Federal Legislative Summary – March 2022
A federal “right to repair” bill was filed on March 14, 2022 that would create a federal law covering this contentious issue. S. 3830 would allow independent repair facilities access to original equipment manufacturers (OEM) proprietary information to diagnose, service and repair digital electronic equipment. This bill would NOT exclude digital electronic equipment that contains electronic security locks or codes. Language in the bill states, “For digital electronic equipment that contains an electronic security lock or other security-related function, the original equipment manufacturer shall make available to the owner and to independent repair providers, on fair and reasonable terms, any special documentation, tools, and parts needed to disable the lock or function, and to reset it when disabled in the course of diagnosis, maintenance, or repair of the equipment.” This bill carries greater significance because it has bipartisan sponsors.
H.R. 4521, The “America COMPETES Act of 2022” passed the House and was forwarded to the Senate in February. At that time, the bill was 3,610 pages. The bill passed the Senate on March 28th and it looks like the bill was reduced to 2,326 pages. This bill would provide more funding related to cybersecurity and it sets up requirements for domestic procurement of certain manufactured goods, but there are over 1,400 fewer pages in the Senate passed version, so the bill will head to conference. It is unknown if any agreement will be reached.
H.R. 7309 would reauthorize the Workforce Innovation and Opportunity Act, which provides much of the workforce development money that flows to states. This is an important issue for all industries and trades that are struggling to recruit and hire qualified skilled labor.
As March ended several legislatures moved toward their end of session and pushed through some bills to final passage. Several bills that passed and were signed by the Governor will have a positive impact for the electronic security and life safety industry. They include bills in Virginia, Utah, Wisconsin, Mississippi, and Oregon that incorporate battery-charged fences into alarm licensing statutes and limit local government restrictions on these security systems.
West Virginia S.B 261 will require video cameras in certain special education classrooms, and it was signed by the Governor on March 25th.
Florida SB 1140/HB 669 was sent to the Governor on March 4th and it provides that a person who holds a current National Institute of Certification in Engineering Technologies (NICET) Level II certification or higher in Fire Alarm Systems or Inspection and Testing of Fire Alarm Systems, a current certification as an Electronic Security Association (ESA) Certified Fire Alarm Technician (CFAT), or a current certification as an ESA Certified Fire Alarm Designer (CFAD), he or she is required to complete only the 2 hours of training in the prevention of false alarms required by paragraph (1)(b) from a board-approved sponsor of training and through a board-approved training course.

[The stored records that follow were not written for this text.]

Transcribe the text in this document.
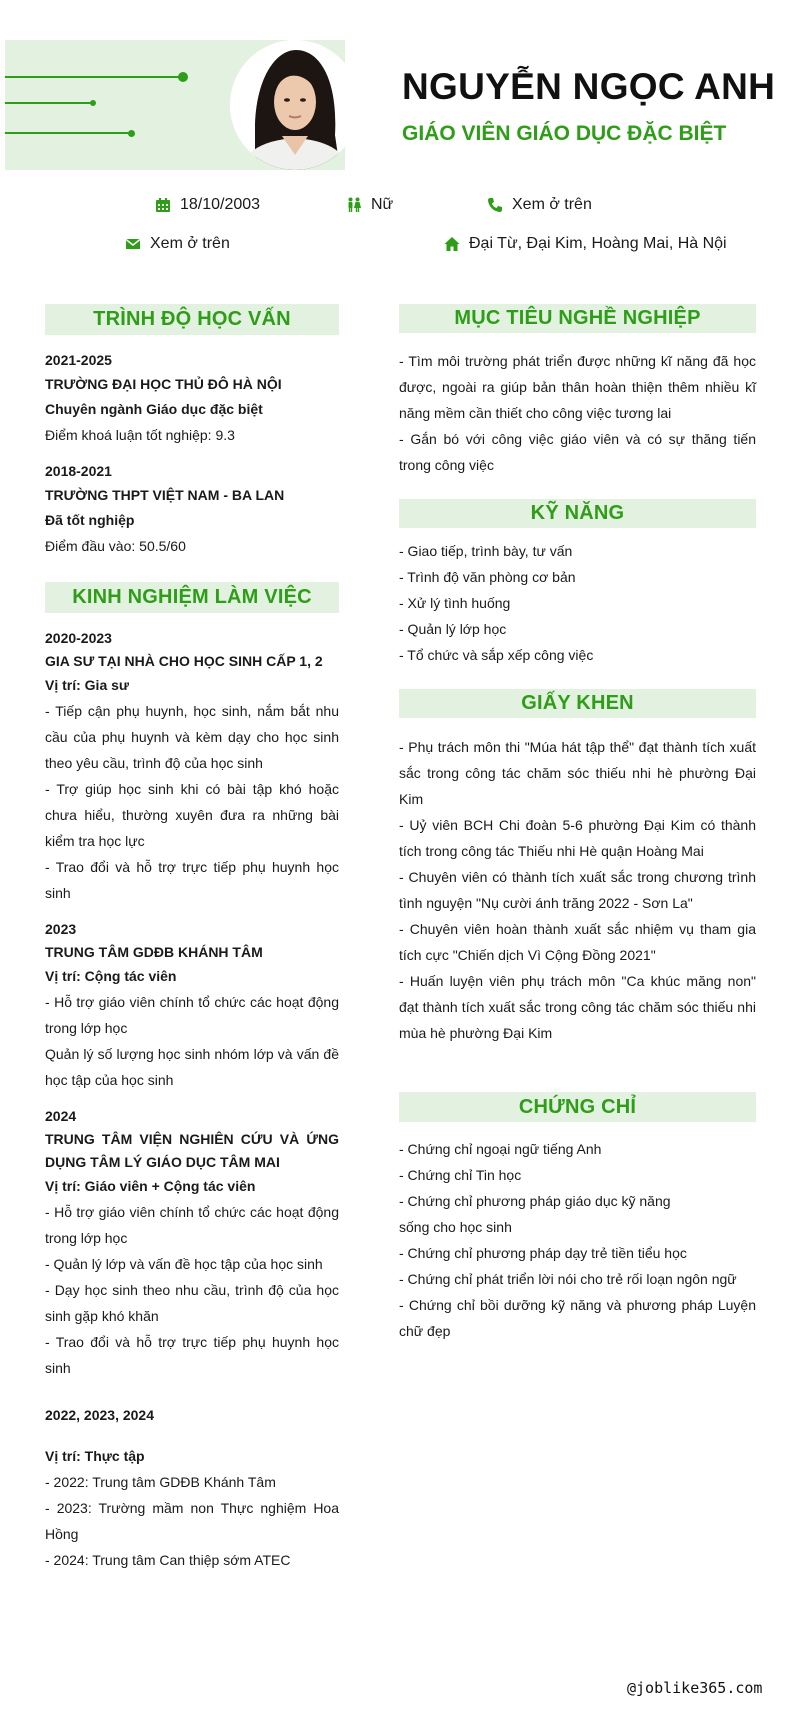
NGUYỄN NGỌC ANH
GIÁO VIÊN GIÁO DỤC ĐẶC BIỆT
18/10/2003	Nữ	Xem ở trên
Xem ở trên	Đại Từ, Đại Kim, Hoàng Mai, Hà Nội
TRÌNH ĐỘ HỌC VẤN
2021-2025
TRƯỜNG ĐẠI HỌC THỦ ĐÔ HÀ NỘI
Chuyên ngành Giáo dục đặc biệt
Điểm khoá luận tốt nghiệp: 9.3
2018-2021
TRƯỜNG THPT VIỆT NAM - BA LAN
Đã tốt nghiệp
Điểm đầu vào: 50.5/60
KINH NGHIỆM LÀM VIỆC
2020-2023
GIA SƯ TẠI NHÀ CHO HỌC SINH CẤP 1, 2
Vị trí: Gia sư

- Tiếp cận phụ huynh, học sinh, nắm bắt nhu cầu của phụ huynh và kèm dạy cho học sinh theo yêu cầu, trình độ của học sinh

- Trợ giúp học sinh khi có bài tập khó hoặc chưa hiểu, thường xuyên đưa ra những bài kiểm tra học lực

- Trao đổi và hỗ trợ trực tiếp phụ huynh học sinh

2023
TRUNG TÂM GDĐB KHÁNH TÂM
Vị trí: Cộng tác viên

- Hỗ trợ giáo viên chính tổ chức các hoạt động trong lớp học

Quản lý số lượng học sinh nhóm lớp và vấn đề học tập của học sinh

2024

TRUNG TÂM VIỆN NGHIÊN CỨU VÀ ỨNG DỤNG TÂM LÝ GIÁO DỤC TÂM MAI

Vị trí: Giáo viên + Cộng tác viên

- Hỗ trợ giáo viên chính tổ chức các hoạt động trong lớp học

- Quản lý lớp và vấn đề học tập của học sinh

- Dạy học sinh theo nhu cầu, trình độ của học sinh gặp khó khăn

- Trao đổi và hỗ trợ trực tiếp phụ huynh học sinh

2022, 2023, 2024
Vị trí: Thực tập

- 2022: Trung tâm GDĐB Khánh Tâm

- 2023: Trường mầm non Thực nghiệm Hoa Hồng

- 2024: Trung tâm Can thiệp sớm ATEC

MỤC TIÊU NGHỀ NGHIỆP

- Tìm môi trường phát triển được những kĩ năng đã học được, ngoài ra giúp bản thân hoàn thiện thêm nhiều kĩ năng mềm cần thiết cho công việc tương lai

- Gắn bó với công việc giáo viên và có sự thăng tiến trong công việc

KỸ NĂNG

- Giao tiếp, trình bày, tư vấn

- Trình độ văn phòng cơ bản

- Xử lý tình huống

- Quản lý lớp học

- Tổ chức và sắp xếp công việc

GIẤY KHEN

- Phụ trách môn thi "Múa hát tập thể" đạt thành tích xuất sắc trong công tác chăm sóc thiếu nhi hè phường Đại Kim

- Uỷ viên BCH Chi đoàn 5-6 phường Đại Kim có thành tích trong công tác Thiếu nhi Hè quận Hoàng Mai

- Chuyên viên có thành tích xuất sắc trong chương trình tình nguyện "Nụ cười ánh trăng 2022 - Sơn La"

- Chuyên viên hoàn thành xuất sắc nhiệm vụ tham gia tích cực "Chiến dịch Vì Cộng Đồng 2021"

- Huấn luyện viên phụ trách môn "Ca khúc măng non" đạt thành tích xuất sắc trong công tác chăm sóc thiếu nhi mùa hè phường Đại Kim

CHỨNG CHỈ

- Chứng chỉ ngoại ngữ tiếng Anh

- Chứng chỉ Tin học

- Chứng chỉ phương pháp giáo dục kỹ năng

sống cho học sinh

- Chứng chỉ phương pháp dạy trẻ tiền tiểu học

- Chứng chỉ phát triển lời nói cho trẻ rối loạn ngôn ngữ

- Chứng chỉ bồi dưỡng kỹ năng và phương pháp Luyện chữ đẹp

@joblike365.com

Other bills that became public law with a potential impact on the industry include Oregon HB 4059, which redefines “large-scale project” for purposes of contractor labor standards.
Tennessee HB 1652 adds consumer protection language that pertains to continuous service contracts. It requires a business that allows someone to sign up for a service or subscription online to provide the option to cancel the service or subscription online without additional steps.
Washington SB 5649 provides for an additional leave following the death of a covered family member or postnatal death of a child under this statute. It also adds provisions related to the availability of benefits and it has reporting and publishing requirements of all employers that have approved voluntary plans under the specified statute.
Kentucky sent SB 176 to the Governor that will create a working group on facial recognition technology. It will require the working group to adopt a model facial recognition technology policy by January 1, 2024.
Utah SB 43 was also signed by the Governor in March. It modifies current alarm company and agent licensing provisions. It removes moral turpitude and criminal history language, and it creates a definition for “responsible management personnel”.